Dell EMC VxRack SDDC:  One or more PCPUs didn't perform a heartbeat check for 7 seconds

           

   Article Number:     533496                                   Article Version: 4     Article Type:    Break Fix 
   

 


Product:

 

VxRack SDDC 14G-1

 

Issue:

 

 

Dell EMC VxRack SDDC:  One or more PCPUs didn't perform a heartbeat check for 7 seconds   
   
    PCPU   
   
    VxRack SDDC 5.1.2   
    Customer seeing multiple servers reporting these messages, and usually causes latency in the VSAN.   
   
   
    VMKernel.log   
    2019-02-27T02:04:33.891Z cpu0:121761)WARNING: Heartbeat: 498: One or more PCPUs didn't perform a heartbeat check for 7 seconds.   
    2019-02-27T02:06:38.049Z cpu0:97381)WARNING: Heartbeat: 498: One or more PCPUs didn't perform a heartbeat check for 7 seconds.   
    2019-02-27T02:08:00.822Z cpu0:66618)WARNING: Heartbeat: 498: One or more PCPUs didn't perform a heartbeat check for 7 seconds.   
    2019-02-27T02:08:42.208Z cpu0:67130)WARNING: Heartbeat: 498: One or more PCPUs didn't perform a heartbeat check for 7 seconds.   
    2019-02-27T02:10:04.980Z cpu0:67959)WARNING: Heartbeat: 498: One or more PCPUs didn't perform a heartbeat check for 7 seconds.
                                                           

 

 

Cause:

 

 

PowerEdge 14G BIOS issue.   
    https://www.dell.com/support/home/us/en/19/Drivers/DriversDetails?driverId=MGGKF&osCode=wst14&productCode=poweredge-r640   
   
    BIOS takes a long time to handle correctable memory errors.

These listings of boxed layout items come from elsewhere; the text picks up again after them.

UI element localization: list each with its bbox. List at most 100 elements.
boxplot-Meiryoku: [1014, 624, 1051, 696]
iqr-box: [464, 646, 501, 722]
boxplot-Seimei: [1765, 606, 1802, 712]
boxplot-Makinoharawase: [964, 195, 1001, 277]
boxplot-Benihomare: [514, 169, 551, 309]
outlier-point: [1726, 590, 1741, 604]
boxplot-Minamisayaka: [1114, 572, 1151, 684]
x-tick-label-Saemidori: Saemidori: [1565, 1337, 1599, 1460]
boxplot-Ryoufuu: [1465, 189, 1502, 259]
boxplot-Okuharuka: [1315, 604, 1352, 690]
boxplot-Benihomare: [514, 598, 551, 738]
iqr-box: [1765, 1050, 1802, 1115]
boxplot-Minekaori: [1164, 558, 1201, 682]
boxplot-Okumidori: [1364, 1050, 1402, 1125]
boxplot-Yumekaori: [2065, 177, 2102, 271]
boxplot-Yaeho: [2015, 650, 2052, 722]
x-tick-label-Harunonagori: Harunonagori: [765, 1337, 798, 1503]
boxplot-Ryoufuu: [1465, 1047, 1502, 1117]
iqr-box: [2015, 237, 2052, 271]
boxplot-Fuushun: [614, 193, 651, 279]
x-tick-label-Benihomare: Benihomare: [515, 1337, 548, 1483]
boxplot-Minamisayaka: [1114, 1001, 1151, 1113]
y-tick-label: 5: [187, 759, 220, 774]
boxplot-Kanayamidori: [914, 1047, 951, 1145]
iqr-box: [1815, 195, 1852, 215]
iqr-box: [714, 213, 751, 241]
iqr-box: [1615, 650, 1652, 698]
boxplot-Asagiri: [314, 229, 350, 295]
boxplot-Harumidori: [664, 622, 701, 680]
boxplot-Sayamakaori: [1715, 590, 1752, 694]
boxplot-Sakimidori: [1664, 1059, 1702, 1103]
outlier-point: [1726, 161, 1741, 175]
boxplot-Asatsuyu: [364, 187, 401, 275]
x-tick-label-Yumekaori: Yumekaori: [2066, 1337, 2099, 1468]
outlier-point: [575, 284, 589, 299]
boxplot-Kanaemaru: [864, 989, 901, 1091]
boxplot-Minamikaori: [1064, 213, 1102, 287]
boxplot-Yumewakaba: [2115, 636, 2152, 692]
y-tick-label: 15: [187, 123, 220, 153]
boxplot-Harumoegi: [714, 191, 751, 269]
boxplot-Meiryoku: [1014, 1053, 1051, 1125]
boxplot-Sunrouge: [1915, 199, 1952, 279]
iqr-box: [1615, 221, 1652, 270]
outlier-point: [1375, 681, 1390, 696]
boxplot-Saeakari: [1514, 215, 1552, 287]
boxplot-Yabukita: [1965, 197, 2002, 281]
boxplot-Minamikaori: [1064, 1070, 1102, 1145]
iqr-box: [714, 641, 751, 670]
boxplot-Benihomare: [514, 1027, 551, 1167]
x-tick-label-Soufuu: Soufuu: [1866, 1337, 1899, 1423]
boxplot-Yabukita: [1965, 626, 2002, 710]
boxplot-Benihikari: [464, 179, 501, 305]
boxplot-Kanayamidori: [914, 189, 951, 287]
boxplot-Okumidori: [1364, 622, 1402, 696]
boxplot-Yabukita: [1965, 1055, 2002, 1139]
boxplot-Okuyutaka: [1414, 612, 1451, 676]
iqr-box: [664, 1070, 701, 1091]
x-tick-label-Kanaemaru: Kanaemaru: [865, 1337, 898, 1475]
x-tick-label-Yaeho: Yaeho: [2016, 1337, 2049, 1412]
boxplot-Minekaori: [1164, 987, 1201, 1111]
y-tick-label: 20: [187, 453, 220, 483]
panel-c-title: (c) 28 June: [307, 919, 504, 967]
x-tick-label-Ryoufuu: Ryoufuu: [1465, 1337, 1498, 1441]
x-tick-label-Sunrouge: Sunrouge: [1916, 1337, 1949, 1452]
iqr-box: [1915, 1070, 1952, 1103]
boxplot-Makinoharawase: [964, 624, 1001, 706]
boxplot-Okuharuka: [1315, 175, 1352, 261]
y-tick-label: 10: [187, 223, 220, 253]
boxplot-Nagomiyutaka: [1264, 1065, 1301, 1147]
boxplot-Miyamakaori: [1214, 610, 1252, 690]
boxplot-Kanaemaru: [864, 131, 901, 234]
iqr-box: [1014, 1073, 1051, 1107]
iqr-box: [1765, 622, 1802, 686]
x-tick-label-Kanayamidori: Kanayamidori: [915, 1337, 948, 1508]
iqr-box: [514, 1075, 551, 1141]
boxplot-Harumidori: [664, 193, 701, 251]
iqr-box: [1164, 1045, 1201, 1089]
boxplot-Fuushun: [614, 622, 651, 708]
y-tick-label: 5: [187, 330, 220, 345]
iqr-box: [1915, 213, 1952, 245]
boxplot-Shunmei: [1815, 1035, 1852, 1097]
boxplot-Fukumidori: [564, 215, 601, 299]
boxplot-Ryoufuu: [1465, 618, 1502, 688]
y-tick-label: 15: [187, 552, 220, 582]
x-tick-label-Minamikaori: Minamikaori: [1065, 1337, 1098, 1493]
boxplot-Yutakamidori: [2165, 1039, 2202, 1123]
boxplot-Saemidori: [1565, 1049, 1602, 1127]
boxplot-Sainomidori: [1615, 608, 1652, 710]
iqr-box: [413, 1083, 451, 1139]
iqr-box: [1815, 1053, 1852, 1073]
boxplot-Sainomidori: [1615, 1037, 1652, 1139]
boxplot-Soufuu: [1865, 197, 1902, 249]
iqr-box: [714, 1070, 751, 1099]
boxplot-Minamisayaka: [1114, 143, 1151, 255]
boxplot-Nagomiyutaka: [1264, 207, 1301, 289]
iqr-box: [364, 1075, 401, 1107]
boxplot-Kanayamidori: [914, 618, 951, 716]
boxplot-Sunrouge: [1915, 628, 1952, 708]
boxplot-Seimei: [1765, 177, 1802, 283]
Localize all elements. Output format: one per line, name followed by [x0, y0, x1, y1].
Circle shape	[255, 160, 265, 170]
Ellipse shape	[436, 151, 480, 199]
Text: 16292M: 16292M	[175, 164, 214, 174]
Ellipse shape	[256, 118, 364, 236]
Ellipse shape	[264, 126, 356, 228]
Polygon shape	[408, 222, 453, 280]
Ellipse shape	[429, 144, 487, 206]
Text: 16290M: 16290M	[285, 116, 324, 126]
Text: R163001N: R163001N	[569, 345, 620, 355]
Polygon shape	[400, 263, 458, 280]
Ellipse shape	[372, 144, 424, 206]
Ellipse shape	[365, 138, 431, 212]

The new BIOS will respond to correctable memory errors in a better way. We believe at the moment the server BIOS is not handling the ECC error, and waiting. 
                                                           

 

 

Resolution:

 

 

Dell EMC recommends upgrading the RCM to 5.1.4 which includes BIOS 1.4.8.    
   
     
                                                           

 

 

Notes:

 

 

Note there are 2 x fixes in this BIOS update that Dell HW Engineering believe resolves this issue.   
   
    1. Enhanced the Correctable ECC memory error detection and logging feature. (2.1.6 and forward)   
    2. Updated the Intel Xeon Processor Scalable Family Processor Microcode to version 0x43.